Love & Sex Magazine

Uncoupled

By Maggiemcneill @Maggie_McNeill

How do I hate myself less for only being able to feel intimacy with sex workers, due to a history of having been abused?

UncoupledIn ancient times, if a culture was going to survive and thrive, it was vital that its people “be fruitful and multiply”.  Social pressures evolved to encourage people to marry and have children, and laws were designed to encourage this as well, and over the millennia we managed to trick ourselves into a mass delusion that lifelong exclusive monogamy is “natural”, despite the fact that it barely even exists at all (and then largely due to the existence of my profession).  So even though we are no longer in danger of civilization collapsing if women aren’t popping out babies as fast as they can, a lot of people still act as though that were the case: older parents gripe if their adult children aren’t giving them grandchildren; the entire GLBT rights movement got sidetracked into a quest for official government fucking licenses; and expressing aloud a lack of interest in coupling will generally elicit either a stare of the sort otherwise employed when meeting someone with two heads, or else a smug reassurance that one simply “hasn’t met the right one yet”.  Even many people who recognize the inherent instability of monogamy go instead for polyamory, an attempt to fix the problems inherent in ongoing committed relationships by multiplying them.

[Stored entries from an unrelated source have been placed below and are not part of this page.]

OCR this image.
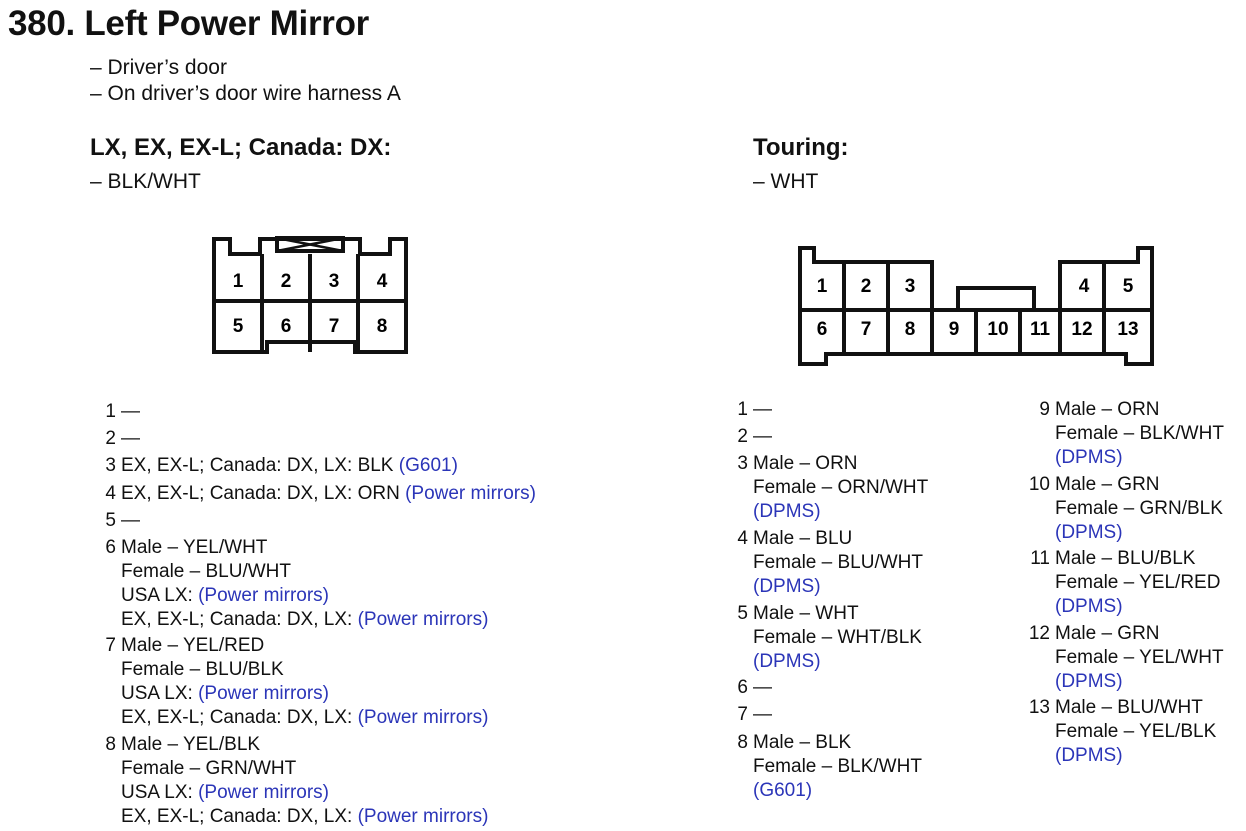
380. Left Power Mirror
– Driver’s door
– On driver’s door wire harness A
LX, EX, EX-L; Canada: DX:
– BLK/WHT
Touring:
– WHT
1 2 3 4
5 6 7 8
1 2 3	4 5
6 7 8 9 10 11 12 13
1 —
2 —
3 EX, EX-L; Canada: DX, LX: BLK (G601)
4 EX, EX-L; Canada: DX, LX: ORN (Power mirrors)
5 —
6 Male – YEL/WHT
Female – BLU/WHT
USA LX: (Power mirrors)
EX, EX-L; Canada: DX, LX: (Power mirrors)
7 Male – YEL/RED
Female – BLU/BLK
USA LX: (Power mirrors)
EX, EX-L; Canada: DX, LX: (Power mirrors)
8 Male – YEL/BLK
Female – GRN/WHT
USA LX: (Power mirrors)
EX, EX-L; Canada: DX, LX: (Power mirrors)
1 —
2 —
3 Male – ORN
Female – ORN/WHT
(DPMS)
4 Male – BLU
Female – BLU/WHT
(DPMS)
5 Male – WHT
Female – WHT/BLK
(DPMS)
6 —
7 —
8 Male – BLK
Female – BLK/WHT
(G601)
9 Male – ORN
Female – BLK/WHT
(DPMS)
10 Male – GRN
Female – GRN/BLK
(DPMS)
11 Male – BLU/BLK
Female – YEL/RED
(DPMS)
12 Male – GRN
Female – YEL/WHT
(DPMS)
13 Male – BLU/WHT
Female – YEL/BLK
(DPMS)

All snark aside, committed relationships work for many people, and emotionally-monogamous but sexually non-monogamous ones work for many others; hell, even actual monogamy (or a reasonable approximation of it) works for roughly a third of the population.  But there are also a lot of people who are unable or unwilling to maintain romantic partnerships for one reason or another.  Some may suffer from mental health issues; others like their sexual freedom too much to commit to a partner; still others simply feel it’s not practical; and many would love to have a partner, but are too shy or unpleasant or socially-awkward to attract and keep one.  And some, like you, have suffered too much at the hands of people who professed to love you to ever give that level of trust again (not for the foreseeable future, anyway).  And how does society respond to the (voluntarily or involuntarily) unpartnered?  By telling them that there’s something wrong with them, or at least with their situation, and that the condition is one to be cured, shunned or even mocked.  And sexual prudes and control freaks of every flavor want to add still another level of torment by declaring that sex is only for the coupled, so that those without the comfort of a partner should also be denied the simple, natural joy of feeling their skin against another’s.

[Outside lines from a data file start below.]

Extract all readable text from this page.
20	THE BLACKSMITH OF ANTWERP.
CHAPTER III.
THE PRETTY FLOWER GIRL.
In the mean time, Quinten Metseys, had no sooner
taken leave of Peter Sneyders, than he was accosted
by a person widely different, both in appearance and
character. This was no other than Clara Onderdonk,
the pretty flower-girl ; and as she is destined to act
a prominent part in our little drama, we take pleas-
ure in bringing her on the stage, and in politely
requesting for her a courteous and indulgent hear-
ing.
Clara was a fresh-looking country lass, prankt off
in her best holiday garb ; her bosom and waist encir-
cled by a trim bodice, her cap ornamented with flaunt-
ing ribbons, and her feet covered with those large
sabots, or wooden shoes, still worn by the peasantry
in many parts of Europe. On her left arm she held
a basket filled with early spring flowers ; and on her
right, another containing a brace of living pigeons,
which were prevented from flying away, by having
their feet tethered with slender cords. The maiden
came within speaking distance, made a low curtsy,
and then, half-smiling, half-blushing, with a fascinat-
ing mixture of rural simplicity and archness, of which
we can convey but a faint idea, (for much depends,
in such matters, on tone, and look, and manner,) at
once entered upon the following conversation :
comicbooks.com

Given those pressures and messages from both the well-meaning and the authoritarian, it’s no wonder you have succumbed to self-loathing, but I’m here to tell you that you don’t have to feel that way.  To Hell with those people who are telling you, directly and indirectly, that there’s something wrong with you for preferring your sexual intimacy unspoiled by the fear of getting hurt again.  Those who judge you don’t understand what you’ve been through, and they don’t want to understand because having to admit that a large fraction of so-called romantic relationships are abusive to one degree or another, some severely so, would upset their pretty little happily-ever-after weltanshauung.  You still need sexual intimacy, so you get it from people with whom you have no personal connection, and can therefore trust not to hurt you; I think that’s a brilliant solution, and anyone who encourages you to hate yourself for it is an asshole who deserves only scorn.  Fuck them and their fucking rules about what you “should” do with your body, money and time.  Perhaps one day you’ll decide to trust a romantic partner again, and perhaps you won’t; either one is perfectly OK if it’s what you decide is right for you.  But one way or another, sex workers will always be there to provide sexual intimacy without judgment, entanglement or the danger of falling into another abusive situation.